Me pregunto qué habrá sido de mi familia. Y de mi hermana en Argentina. Recuerdo un vídeo que me enseñó ella hace unos años. Era el tráiler de coña de una película falsa, de esos que circula por Internet. Se llamaba Jesucristo Zombie o algo así, y jugaba con la idea de la vuelta a la vida de Lázaro y la propia muerte y resurrección de Jesús. El tráiler mostraba un grupo de jóvenes encerrados en una iglesia, asolada a su vez por una horda de zombies con el Mesías a la cabeza, mientras el narrador citaba la frase gancho de la película: "Hace 2.000 años Jesucristo nos prometió la inmortalidad... el problema es que no miramos la letra pequeña".
Imagino que quien me vea ahora, riéndome en mi situación, pensará que me he vuelto loco, y puede que no se equivoque. La pistola que sostengo entre mis manos contiene tres balas, así que incluso podría defenderme en caso de que uno de los zombies que sigue ahí abajo llegue hasta mí. Sé que no debería esperar más, pero me enfrento a uno de los instintos más poderosos del hombre, el de la supervivencia, y puedo asegurar ya por experiencia que en mí está bastante arraigado.

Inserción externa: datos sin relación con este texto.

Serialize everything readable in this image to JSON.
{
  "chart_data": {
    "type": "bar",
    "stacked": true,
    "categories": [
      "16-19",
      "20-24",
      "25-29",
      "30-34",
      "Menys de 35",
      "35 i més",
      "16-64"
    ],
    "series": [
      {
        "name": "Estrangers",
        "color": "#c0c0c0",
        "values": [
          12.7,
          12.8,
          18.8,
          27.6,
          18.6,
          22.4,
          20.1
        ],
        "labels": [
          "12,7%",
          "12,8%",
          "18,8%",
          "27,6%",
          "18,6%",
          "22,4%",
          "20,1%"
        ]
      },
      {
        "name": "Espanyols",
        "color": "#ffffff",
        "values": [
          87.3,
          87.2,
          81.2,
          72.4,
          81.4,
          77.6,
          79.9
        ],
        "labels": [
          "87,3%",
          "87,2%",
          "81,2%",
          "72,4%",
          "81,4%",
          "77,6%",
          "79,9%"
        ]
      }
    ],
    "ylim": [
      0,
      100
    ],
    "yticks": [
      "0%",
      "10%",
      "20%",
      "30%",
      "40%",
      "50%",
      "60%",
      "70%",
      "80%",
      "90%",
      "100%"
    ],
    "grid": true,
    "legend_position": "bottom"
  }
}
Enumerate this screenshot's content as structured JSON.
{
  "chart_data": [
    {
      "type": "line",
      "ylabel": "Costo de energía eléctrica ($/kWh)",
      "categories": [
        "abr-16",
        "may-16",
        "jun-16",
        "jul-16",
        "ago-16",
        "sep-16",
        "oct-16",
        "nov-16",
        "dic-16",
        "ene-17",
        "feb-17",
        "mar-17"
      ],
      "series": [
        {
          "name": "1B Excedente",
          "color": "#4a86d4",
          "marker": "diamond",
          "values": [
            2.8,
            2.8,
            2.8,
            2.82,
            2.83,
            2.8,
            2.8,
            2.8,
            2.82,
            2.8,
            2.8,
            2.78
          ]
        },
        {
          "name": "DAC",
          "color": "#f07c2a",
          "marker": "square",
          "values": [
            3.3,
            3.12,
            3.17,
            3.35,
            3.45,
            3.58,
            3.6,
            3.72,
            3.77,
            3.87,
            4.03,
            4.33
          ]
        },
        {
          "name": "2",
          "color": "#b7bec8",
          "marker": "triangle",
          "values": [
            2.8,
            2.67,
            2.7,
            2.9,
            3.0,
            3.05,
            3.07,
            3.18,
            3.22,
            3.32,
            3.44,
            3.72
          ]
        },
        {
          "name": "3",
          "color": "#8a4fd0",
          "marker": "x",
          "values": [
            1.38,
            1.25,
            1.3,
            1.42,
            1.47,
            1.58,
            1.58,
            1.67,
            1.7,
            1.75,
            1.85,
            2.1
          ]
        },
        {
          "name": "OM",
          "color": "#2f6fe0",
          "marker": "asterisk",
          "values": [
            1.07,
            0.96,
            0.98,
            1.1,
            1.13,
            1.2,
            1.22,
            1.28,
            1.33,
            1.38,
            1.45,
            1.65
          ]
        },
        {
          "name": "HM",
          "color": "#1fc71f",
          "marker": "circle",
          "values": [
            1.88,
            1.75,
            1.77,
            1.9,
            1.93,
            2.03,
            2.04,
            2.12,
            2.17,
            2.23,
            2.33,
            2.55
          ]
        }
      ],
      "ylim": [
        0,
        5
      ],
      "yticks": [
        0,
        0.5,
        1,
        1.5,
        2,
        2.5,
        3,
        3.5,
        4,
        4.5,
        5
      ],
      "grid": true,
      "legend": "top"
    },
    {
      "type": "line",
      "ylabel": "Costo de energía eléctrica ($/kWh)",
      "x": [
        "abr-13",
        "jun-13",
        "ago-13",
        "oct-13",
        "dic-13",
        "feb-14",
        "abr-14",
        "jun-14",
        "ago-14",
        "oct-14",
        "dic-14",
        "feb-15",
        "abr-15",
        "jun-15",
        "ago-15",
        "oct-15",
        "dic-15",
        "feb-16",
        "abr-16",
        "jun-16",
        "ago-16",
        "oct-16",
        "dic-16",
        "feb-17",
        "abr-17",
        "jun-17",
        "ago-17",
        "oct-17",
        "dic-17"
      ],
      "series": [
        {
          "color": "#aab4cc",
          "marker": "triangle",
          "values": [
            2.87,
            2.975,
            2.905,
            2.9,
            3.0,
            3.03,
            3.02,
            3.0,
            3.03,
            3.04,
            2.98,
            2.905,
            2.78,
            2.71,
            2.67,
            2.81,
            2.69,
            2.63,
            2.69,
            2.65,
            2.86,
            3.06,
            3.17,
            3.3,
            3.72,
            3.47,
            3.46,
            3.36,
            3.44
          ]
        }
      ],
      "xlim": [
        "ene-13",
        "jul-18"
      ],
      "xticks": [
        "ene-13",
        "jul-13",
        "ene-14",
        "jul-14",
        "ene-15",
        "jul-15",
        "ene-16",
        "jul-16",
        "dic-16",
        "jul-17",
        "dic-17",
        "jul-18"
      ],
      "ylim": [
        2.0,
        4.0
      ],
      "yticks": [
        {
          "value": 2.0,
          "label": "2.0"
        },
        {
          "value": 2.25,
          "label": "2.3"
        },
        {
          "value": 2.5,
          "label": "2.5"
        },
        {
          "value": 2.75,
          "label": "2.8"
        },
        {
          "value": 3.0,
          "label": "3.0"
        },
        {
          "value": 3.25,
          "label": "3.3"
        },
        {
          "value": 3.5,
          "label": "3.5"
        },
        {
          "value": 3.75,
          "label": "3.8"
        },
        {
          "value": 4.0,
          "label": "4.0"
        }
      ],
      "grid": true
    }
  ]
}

Empiezo a tener fiebre y, tras un molesto cosquilleo, ahora estoy perdiendo la sensibilidad en la pierna herida. Creo que llega el momento de tomar una decisión. Seguramente me abra la cabeza, pero... El caso es que también tengo cierta curiosidad por conocer las sensaciones que debe tener una máquina de comer carne humana. Supongo que cuando se es un zombie las cosas son mucho más sencillas. Comer, correr, comer. Por si acaso, me gustaría haceros una advertencia. Si os encontráis dentro de unos días a un infectado joven, delgado, moreno, herido en la pierna y vestido tan sólo con unos calzoncillos, os recomiendo que salgáis corriendo con todas vuestras ganas. Entendedme, solía ser un tipo tranquilo, pero imagino que estaré un poco cabreado.